Omega ressuscite une icône horlogère : la Railmaster
Depuis sa fondation en 1848, la maison Omega, fleuron du Swatch Group, s’est imposée comme l’une des marques les plus emblématiques de l’horlogerie suisse. Et des modèles iconiques, elle en a conçu une multitude au fil des décennies.
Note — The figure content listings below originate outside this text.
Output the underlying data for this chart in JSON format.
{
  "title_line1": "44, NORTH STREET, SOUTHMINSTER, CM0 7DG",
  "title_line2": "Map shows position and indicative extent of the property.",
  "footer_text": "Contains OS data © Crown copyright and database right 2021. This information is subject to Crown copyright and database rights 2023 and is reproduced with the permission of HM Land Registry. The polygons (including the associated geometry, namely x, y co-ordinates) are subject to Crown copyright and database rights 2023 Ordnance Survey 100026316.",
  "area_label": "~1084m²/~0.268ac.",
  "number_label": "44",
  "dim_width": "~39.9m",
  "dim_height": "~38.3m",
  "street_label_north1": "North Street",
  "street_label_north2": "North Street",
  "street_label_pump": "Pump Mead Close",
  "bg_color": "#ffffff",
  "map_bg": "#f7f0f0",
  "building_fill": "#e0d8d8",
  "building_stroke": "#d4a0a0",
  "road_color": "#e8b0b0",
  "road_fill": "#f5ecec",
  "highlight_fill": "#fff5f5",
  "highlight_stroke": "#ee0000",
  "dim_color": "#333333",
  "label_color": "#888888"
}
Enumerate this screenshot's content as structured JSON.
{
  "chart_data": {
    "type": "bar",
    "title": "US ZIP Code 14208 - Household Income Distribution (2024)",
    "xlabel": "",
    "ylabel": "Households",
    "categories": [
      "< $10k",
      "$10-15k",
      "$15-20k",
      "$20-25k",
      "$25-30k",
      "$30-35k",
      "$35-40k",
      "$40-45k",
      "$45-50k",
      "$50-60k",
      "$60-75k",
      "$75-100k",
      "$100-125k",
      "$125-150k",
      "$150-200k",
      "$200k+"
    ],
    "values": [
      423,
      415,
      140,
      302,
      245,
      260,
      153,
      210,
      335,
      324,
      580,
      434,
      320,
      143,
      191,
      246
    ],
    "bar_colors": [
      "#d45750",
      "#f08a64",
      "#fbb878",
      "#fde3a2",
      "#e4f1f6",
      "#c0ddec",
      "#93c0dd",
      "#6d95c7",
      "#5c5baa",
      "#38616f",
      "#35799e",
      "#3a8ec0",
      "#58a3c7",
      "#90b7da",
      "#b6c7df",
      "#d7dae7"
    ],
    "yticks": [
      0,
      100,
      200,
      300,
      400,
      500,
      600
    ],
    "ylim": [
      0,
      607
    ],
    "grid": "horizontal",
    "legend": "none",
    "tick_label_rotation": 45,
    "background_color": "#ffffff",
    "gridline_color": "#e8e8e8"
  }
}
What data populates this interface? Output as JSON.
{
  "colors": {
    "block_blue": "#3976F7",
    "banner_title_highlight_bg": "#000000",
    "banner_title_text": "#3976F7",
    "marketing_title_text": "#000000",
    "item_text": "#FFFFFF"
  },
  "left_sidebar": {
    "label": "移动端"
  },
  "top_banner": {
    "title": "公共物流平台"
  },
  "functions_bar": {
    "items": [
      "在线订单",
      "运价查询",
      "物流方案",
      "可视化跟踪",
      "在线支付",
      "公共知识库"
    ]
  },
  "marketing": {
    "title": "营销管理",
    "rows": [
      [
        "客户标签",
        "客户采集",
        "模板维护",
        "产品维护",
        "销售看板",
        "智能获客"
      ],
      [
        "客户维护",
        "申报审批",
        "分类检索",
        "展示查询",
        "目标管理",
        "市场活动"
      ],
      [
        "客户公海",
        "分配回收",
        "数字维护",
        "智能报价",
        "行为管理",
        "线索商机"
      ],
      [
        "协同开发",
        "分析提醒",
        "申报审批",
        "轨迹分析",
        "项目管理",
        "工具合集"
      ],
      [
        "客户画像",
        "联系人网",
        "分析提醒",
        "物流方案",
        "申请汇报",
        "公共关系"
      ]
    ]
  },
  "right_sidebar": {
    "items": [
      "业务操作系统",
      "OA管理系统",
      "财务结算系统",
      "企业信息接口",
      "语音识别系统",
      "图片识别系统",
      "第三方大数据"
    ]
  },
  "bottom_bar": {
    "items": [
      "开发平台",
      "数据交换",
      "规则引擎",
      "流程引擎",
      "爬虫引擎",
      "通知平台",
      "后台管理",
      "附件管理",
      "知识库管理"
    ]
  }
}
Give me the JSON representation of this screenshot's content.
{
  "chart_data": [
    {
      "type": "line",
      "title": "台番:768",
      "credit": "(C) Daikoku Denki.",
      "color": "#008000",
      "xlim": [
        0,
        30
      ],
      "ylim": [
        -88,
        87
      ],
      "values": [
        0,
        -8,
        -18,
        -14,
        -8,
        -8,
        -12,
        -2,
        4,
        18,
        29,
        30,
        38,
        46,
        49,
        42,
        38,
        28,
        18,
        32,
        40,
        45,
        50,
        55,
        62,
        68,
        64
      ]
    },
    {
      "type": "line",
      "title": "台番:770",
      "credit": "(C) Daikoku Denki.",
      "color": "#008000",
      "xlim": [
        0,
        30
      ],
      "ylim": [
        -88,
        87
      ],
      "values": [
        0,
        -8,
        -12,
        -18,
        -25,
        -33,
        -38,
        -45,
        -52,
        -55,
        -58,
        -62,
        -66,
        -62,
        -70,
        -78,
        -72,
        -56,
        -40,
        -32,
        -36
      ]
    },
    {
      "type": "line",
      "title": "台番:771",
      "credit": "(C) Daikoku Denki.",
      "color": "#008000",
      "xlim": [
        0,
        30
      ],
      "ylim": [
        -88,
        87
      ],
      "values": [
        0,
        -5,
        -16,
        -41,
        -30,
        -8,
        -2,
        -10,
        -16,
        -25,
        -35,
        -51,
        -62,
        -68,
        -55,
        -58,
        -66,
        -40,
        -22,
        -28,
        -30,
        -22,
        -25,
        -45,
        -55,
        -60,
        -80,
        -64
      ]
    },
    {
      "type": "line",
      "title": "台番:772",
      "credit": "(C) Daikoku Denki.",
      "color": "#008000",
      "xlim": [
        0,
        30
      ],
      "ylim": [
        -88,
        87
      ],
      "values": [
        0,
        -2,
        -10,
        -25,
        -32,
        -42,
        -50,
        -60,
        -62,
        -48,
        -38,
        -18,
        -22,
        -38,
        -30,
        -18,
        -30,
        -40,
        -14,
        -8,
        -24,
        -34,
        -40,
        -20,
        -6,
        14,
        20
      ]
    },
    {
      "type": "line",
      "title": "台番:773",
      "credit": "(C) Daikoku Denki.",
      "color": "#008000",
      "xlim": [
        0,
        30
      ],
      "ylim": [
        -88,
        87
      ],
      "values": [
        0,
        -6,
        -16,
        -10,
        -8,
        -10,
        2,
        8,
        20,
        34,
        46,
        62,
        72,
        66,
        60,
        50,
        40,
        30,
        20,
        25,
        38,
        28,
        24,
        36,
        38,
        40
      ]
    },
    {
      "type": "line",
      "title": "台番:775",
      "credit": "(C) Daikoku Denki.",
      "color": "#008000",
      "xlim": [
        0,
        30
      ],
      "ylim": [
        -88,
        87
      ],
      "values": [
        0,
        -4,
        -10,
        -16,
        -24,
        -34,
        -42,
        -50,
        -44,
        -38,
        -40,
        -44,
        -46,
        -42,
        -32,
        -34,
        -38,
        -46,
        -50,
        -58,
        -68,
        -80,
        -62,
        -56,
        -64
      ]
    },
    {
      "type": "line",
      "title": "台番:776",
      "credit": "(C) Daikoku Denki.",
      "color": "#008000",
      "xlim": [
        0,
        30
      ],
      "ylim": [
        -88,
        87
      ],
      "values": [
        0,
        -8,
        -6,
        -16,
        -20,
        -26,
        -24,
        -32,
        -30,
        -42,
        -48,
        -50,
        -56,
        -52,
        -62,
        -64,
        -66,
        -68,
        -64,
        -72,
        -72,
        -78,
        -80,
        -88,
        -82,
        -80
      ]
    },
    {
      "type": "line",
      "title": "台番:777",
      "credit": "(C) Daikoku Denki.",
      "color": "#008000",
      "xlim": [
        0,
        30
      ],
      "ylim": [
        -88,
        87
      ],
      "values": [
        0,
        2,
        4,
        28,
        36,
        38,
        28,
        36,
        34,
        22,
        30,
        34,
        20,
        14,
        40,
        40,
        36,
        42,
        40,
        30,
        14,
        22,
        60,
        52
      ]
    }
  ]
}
Des modèles mythiques, gravés dans l’histoire
Parmi ces créations légendaires, la Speedmaster Moonwatch s’impose incontestablement comme la plus célèbre. Elle fut la première montre portée sur la Lune lors de la mission Apollo 11 – un exploit qui la propulse en tête du podium. Sur la deuxième marche, on retrouve la Seamaster, véritable instrument de plongée devenu, au fil du temps, le garde-temps favori de l’agent secret le plus célèbre du cinéma: James Bond, au service du MI6. Et pour la troisième place ? Le débat reste ouvert. Préférez-vous la Constellation, au design racé, ou la De Ville, au charme plus classique ? À titre personnel, mon choix se porte sans hésitation sur la De Ville Prestige, avec son cadran bombé bleu clair en PVD.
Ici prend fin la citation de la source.